I just have to take a minute to vent about how immature people can be and how sick I am of it! I am involved in planning a baby shower for my bestie, and I am working with another few of her besties and her sister. The sister and I were meeting tonight to go over all of her wonderful ideas, since she's really creating the vision and we're helping her achieve it. During our discussion, it basically came out that the old HS bestie doesn't want to work with me and other college bestie in the planning process and would prefer to only deal with the sister. Are you f*cking kidding me?! People, we are 30 years old. This is your alleged best friend since high school and you can't bother to email or converse with me about the planning of her first baby shower? Really mature.
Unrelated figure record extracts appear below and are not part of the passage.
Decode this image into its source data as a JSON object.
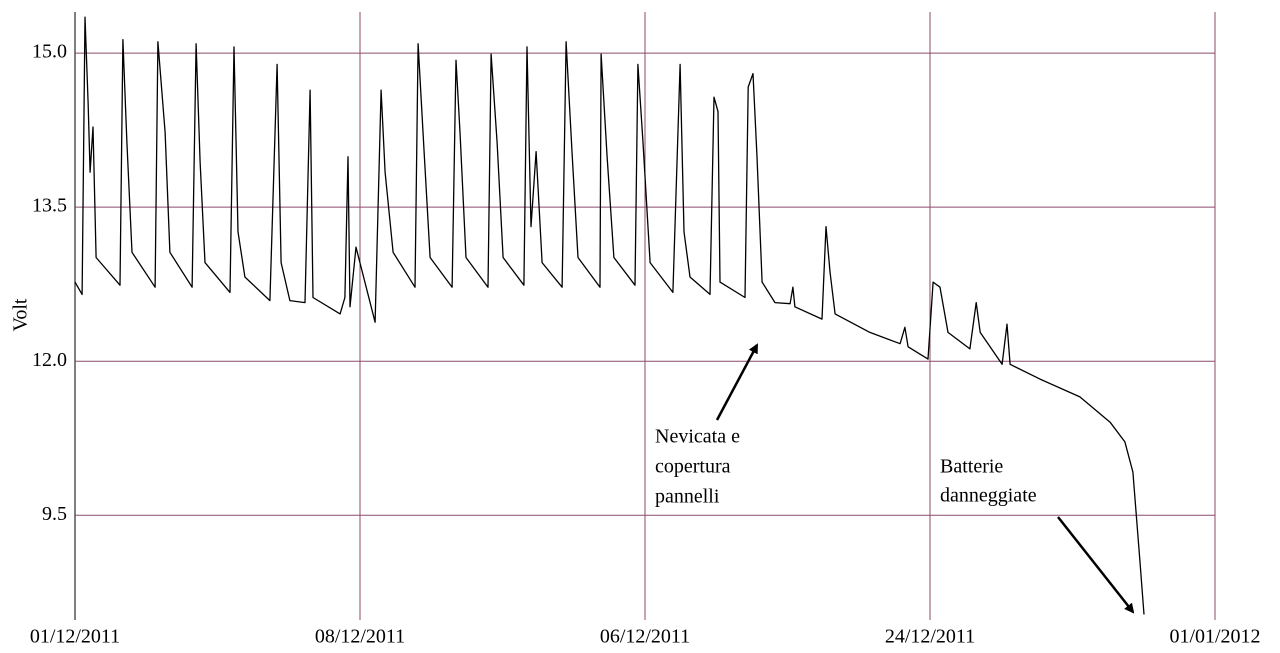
{
  "chart_data": {
    "type": "line",
    "y_label": "Volt",
    "xlim": [
      0,
      4
    ],
    "xticks": [
      {
        "value": 0,
        "label": "01/12/2011"
      },
      {
        "value": 1,
        "label": "08/12/2011"
      },
      {
        "value": 2,
        "label": "06/12/2011"
      },
      {
        "value": 3,
        "label": "24/12/2011"
      },
      {
        "value": 4,
        "label": "01/01/2012"
      }
    ],
    "ylim": [
      7.8,
      15.4
    ],
    "yticks": [
      {
        "value": 9.5,
        "label": "9.5"
      },
      {
        "value": 12,
        "label": "12.0"
      },
      {
        "value": 13.5,
        "label": "13.5"
      },
      {
        "value": 15,
        "label": "15.0"
      }
    ],
    "grid": true,
    "grid_color": "#8c4a6e",
    "series": [
      {
        "color": "#000000",
        "x": [
          0,
          0.025,
          0.035,
          0.046,
          0.053,
          0.063,
          0.074,
          0.158,
          0.168,
          0.182,
          0.2,
          0.281,
          0.291,
          0.316,
          0.333,
          0.411,
          0.425,
          0.439,
          0.456,
          0.544,
          0.558,
          0.572,
          0.596,
          0.684,
          0.709,
          0.723,
          0.754,
          0.807,
          0.825,
          0.835,
          0.93,
          0.947,
          0.958,
          0.965,
          0.986,
          1.053,
          1.074,
          1.088,
          1.116,
          1.193,
          1.204,
          1.225,
          1.246,
          1.323,
          1.337,
          1.351,
          1.372,
          1.449,
          1.46,
          1.481,
          1.502,
          1.575,
          1.586,
          1.6,
          1.618,
          1.639,
          1.709,
          1.723,
          1.744,
          1.765,
          1.842,
          1.846,
          1.867,
          1.891,
          1.965,
          1.975,
          1.993,
          2.018,
          2.098,
          2.123,
          2.137,
          2.158,
          2.228,
          2.242,
          2.256,
          2.263,
          2.351,
          2.362,
          2.379,
          2.393,
          2.411,
          2.456,
          2.509,
          2.519,
          2.526,
          2.621,
          2.635,
          2.649,
          2.667,
          2.789,
          2.895,
          2.912,
          2.923,
          2.993,
          3.011,
          3.035,
          3.063,
          3.14,
          3.162,
          3.176,
          3.253,
          3.27,
          3.281,
          3.386,
          3.526,
          3.632,
          3.684,
          3.712,
          3.737,
          3.751
        ],
        "values": [
          12.77,
          12.65,
          15.35,
          14.52,
          13.84,
          14.28,
          13.01,
          12.74,
          15.13,
          14.13,
          13.06,
          12.72,
          15.11,
          14.23,
          13.06,
          12.72,
          15.09,
          13.94,
          12.96,
          12.67,
          15.06,
          13.26,
          12.82,
          12.59,
          14.89,
          12.96,
          12.59,
          12.57,
          14.64,
          12.62,
          12.46,
          12.62,
          13.99,
          12.53,
          13.11,
          12.38,
          14.64,
          13.84,
          13.06,
          12.72,
          15.09,
          14.04,
          13.01,
          12.72,
          14.93,
          14.23,
          13.01,
          12.72,
          14.99,
          14.13,
          13.01,
          12.74,
          15.06,
          13.31,
          14.04,
          12.96,
          12.72,
          15.11,
          14.04,
          13.01,
          12.72,
          14.99,
          13.99,
          13.01,
          12.74,
          14.89,
          14.13,
          12.96,
          12.67,
          14.89,
          13.26,
          12.82,
          12.65,
          14.57,
          14.43,
          12.77,
          12.62,
          14.67,
          14.8,
          13.99,
          12.77,
          12.57,
          12.56,
          12.72,
          12.53,
          12.41,
          13.31,
          12.87,
          12.46,
          12.28,
          12.17,
          12.33,
          12.14,
          12.02,
          12.77,
          12.72,
          12.28,
          12.12,
          12.57,
          12.28,
          11.95,
          12.36,
          11.95,
          11.71,
          11.42,
          11.01,
          10.69,
          10.2,
          8.74,
          7.89
        ]
      }
    ],
    "annotations": [
      {
        "text": [
          "Nevicata e",
          "copertura",
          "pannelli"
        ]
      },
      {
        "text": [
          "Batterie",
          "danneggiate"
        ]
      }
    ]
  }
}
It is taking all I have not to send her a nasty "grow the hell up" email.
This isn't the first time I've encountered her immature and selfish ways. She pulled the same crap when it came to the wedding showers and bachelorette party. It's not just that she wants to be the leader and center of attention, but it's that she also complains to the mom-to-be about everything. For example, we were originally doing two showers - one hometown/family, one home of the mom/dad-to-be. My friend and I were hosting the home of the mom-to-be, and the sis and HS bestie were hosting the hometown/family shower. Well, HS bestie emails mom-to-be and complains that she "didn't know she was getting stuck with the grandmas" and that she wished she was throwing the fun party. Are you serious? First, why are you complaining? If you are the best friend, do your job and act like it! Second, you live in the hometown. Why wouldn't you be hosting the family party? And you grew up with her family, so why would "being with the grandmas" be so bad?
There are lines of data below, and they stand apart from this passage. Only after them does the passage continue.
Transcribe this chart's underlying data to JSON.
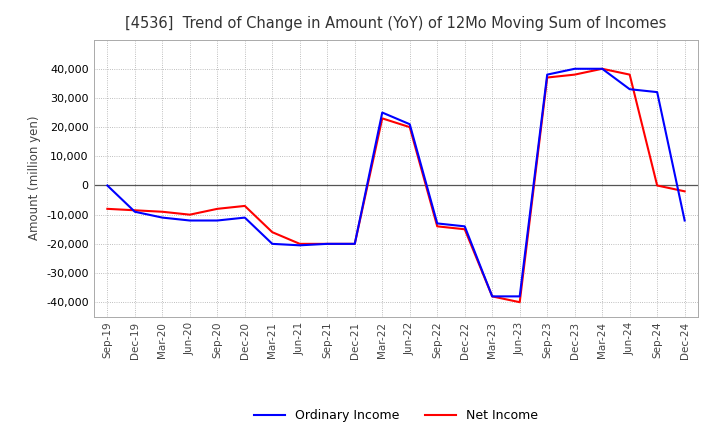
{
  "title": "[4536]  Trend of Change in Amount (YoY) of 12Mo Moving Sum of Incomes",
  "ylabel": "Amount (million yen)",
  "background_color": "#ffffff",
  "grid_color": "#aaaaaa",
  "ylim": [
    -45000,
    50000
  ],
  "yticks": [
    -40000,
    -30000,
    -20000,
    -10000,
    0,
    10000,
    20000,
    30000,
    40000
  ],
  "dates": [
    "Sep-19",
    "Dec-19",
    "Mar-20",
    "Jun-20",
    "Sep-20",
    "Dec-20",
    "Mar-21",
    "Jun-21",
    "Sep-21",
    "Dec-21",
    "Mar-22",
    "Jun-22",
    "Sep-22",
    "Dec-22",
    "Mar-23",
    "Jun-23",
    "Sep-23",
    "Dec-23",
    "Mar-24",
    "Jun-24",
    "Sep-24",
    "Dec-24"
  ],
  "ordinary_income": [
    0,
    -9000,
    -11000,
    -12000,
    -12000,
    -11000,
    -20000,
    -20500,
    -20000,
    -20000,
    25000,
    21000,
    -13000,
    -14000,
    -38000,
    -38000,
    38000,
    40000,
    40000,
    33000,
    32000,
    -12000
  ],
  "net_income": [
    -8000,
    -8500,
    -9000,
    -10000,
    -8000,
    -7000,
    -16000,
    -20000,
    -20000,
    -20000,
    23000,
    20000,
    -14000,
    -15000,
    -38000,
    -40000,
    37000,
    38000,
    40000,
    38000,
    0,
    -2000
  ],
  "ordinary_color": "#0000ff",
  "net_color": "#ff0000",
  "line_width": 1.5
}
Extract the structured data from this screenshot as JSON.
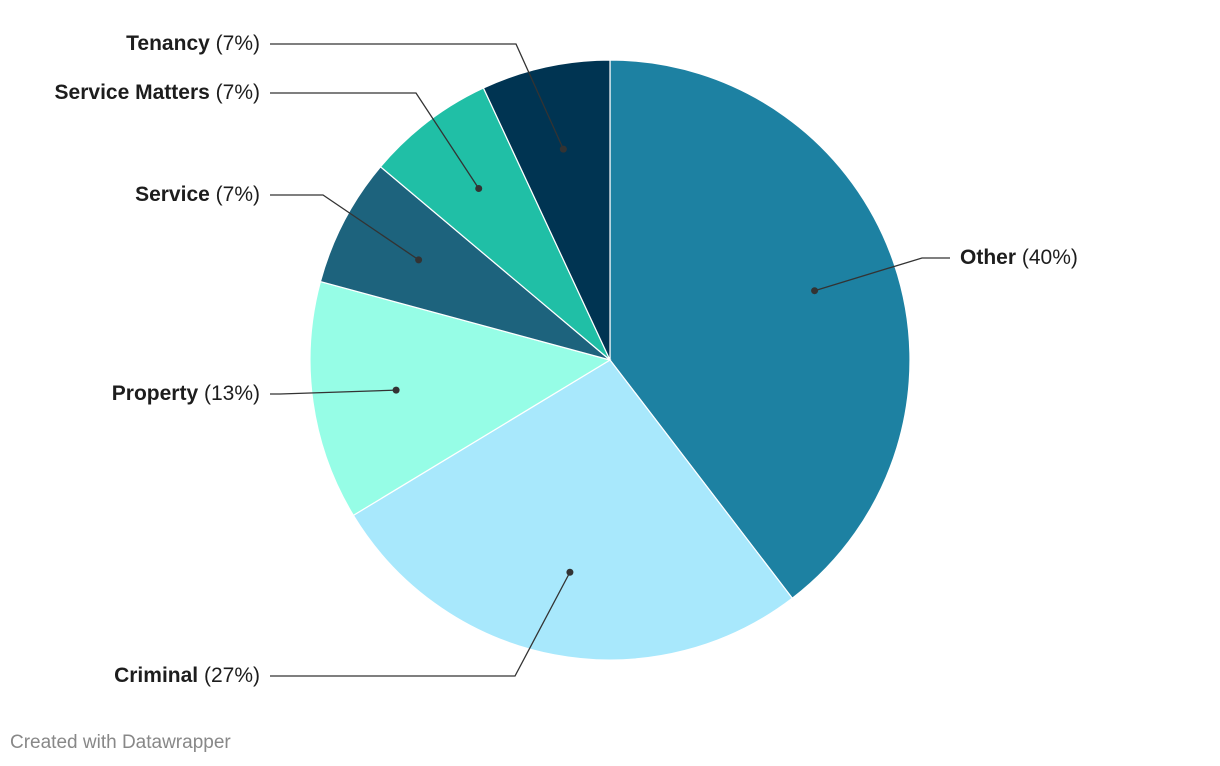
{
  "chart_data": {
    "type": "pie",
    "categories": [
      "Other",
      "Criminal",
      "Property",
      "Service",
      "Service Matters",
      "Tenancy"
    ],
    "values": [
      40,
      27,
      13,
      7,
      7,
      7
    ],
    "value_labels": [
      "(40%)",
      "(27%)",
      "(13%)",
      "(7%)",
      "(7%)",
      "(7%)"
    ],
    "colors": [
      "#1d81a2",
      "#a8e8fc",
      "#96fde6",
      "#1d637d",
      "#20bfa6",
      "#003452"
    ],
    "footer": "Created with Datawrapper"
  }
}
So this sparked an upheaval and now we are doing one big shower. Honestly, I am fine either way - I am just happy to be participating and be involved in the shower. It's just beyond annoying that HS bestie won't deign to speak to me or the other college bestie, and yet she feels like none of her ideas are being heard. Hello!? How can we hear your ideas if you won't bother to speak with us. Needless to say, I am not to happy about this person and am not looking forward to seeing her at the shower. However I will keep it to myself and keep the mom-to-be out of it! She should be enjoying these last few months of pregnancy and not dealing with useless drama.
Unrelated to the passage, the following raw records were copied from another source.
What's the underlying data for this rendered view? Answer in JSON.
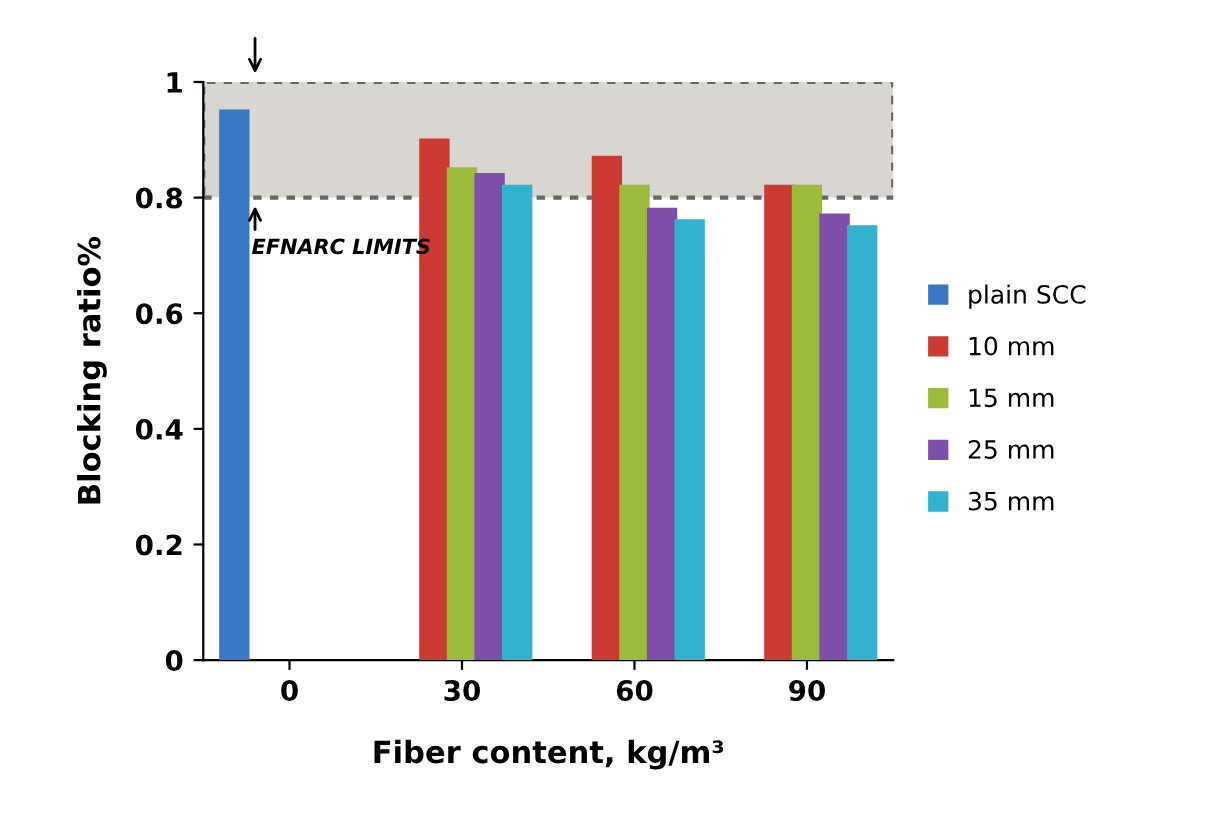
{
  "chart_data": {
    "type": "bar",
    "xlabel": "Fiber content, kg/m³",
    "ylabel": "Blocking ratio%",
    "categories": [
      "0",
      "30",
      "60",
      "90"
    ],
    "series": [
      {
        "name": "plain SCC",
        "color": "#3a78c4",
        "values": [
          0.95,
          null,
          null,
          null
        ]
      },
      {
        "name": "10 mm",
        "color": "#cc3b33",
        "values": [
          null,
          0.9,
          0.87,
          0.82
        ]
      },
      {
        "name": "15 mm",
        "color": "#9bbb3b",
        "values": [
          null,
          0.85,
          0.82,
          0.82
        ]
      },
      {
        "name": "25 mm",
        "color": "#7e4fa8",
        "values": [
          null,
          0.84,
          0.78,
          0.77
        ]
      },
      {
        "name": "35 mm",
        "color": "#31b3d0",
        "values": [
          null,
          0.82,
          0.76,
          0.75
        ]
      }
    ],
    "ylim": [
      0,
      1
    ],
    "yticks": [
      0,
      0.2,
      0.4,
      0.6,
      0.8,
      1
    ],
    "bands": [
      {
        "axis": "y",
        "from": 0.8,
        "to": 1,
        "label": "EFNARC LIMITS",
        "color": "#d9d5d0"
      }
    ],
    "grid": false,
    "legend": "right"
  }
}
So apparently HS bestie spent the weekend with mom-to-be and yet again brought up issues about the shower planning. WTH? On Friday, I sent out the invite preview and she replied through her intermediary (i.e. mom-to-be's sister) that she didn't want her name on the invite. Seriously? And then she grumbles to mom-to-be about this and told her she didn't feel the need to be included on the invite because her sister clearly has the shower planned out and she's just going to be bringing a few dishes of food. So then mom-to-be emails us and is paranoid that her sister isn't working well with us as a team. This is so not an issue and honestly if it was, it's not something that mom-to-be would need to know about anyway. Us college besties know how to work as a team and are not having major issues like this, why can't this chick grow up? Argh!!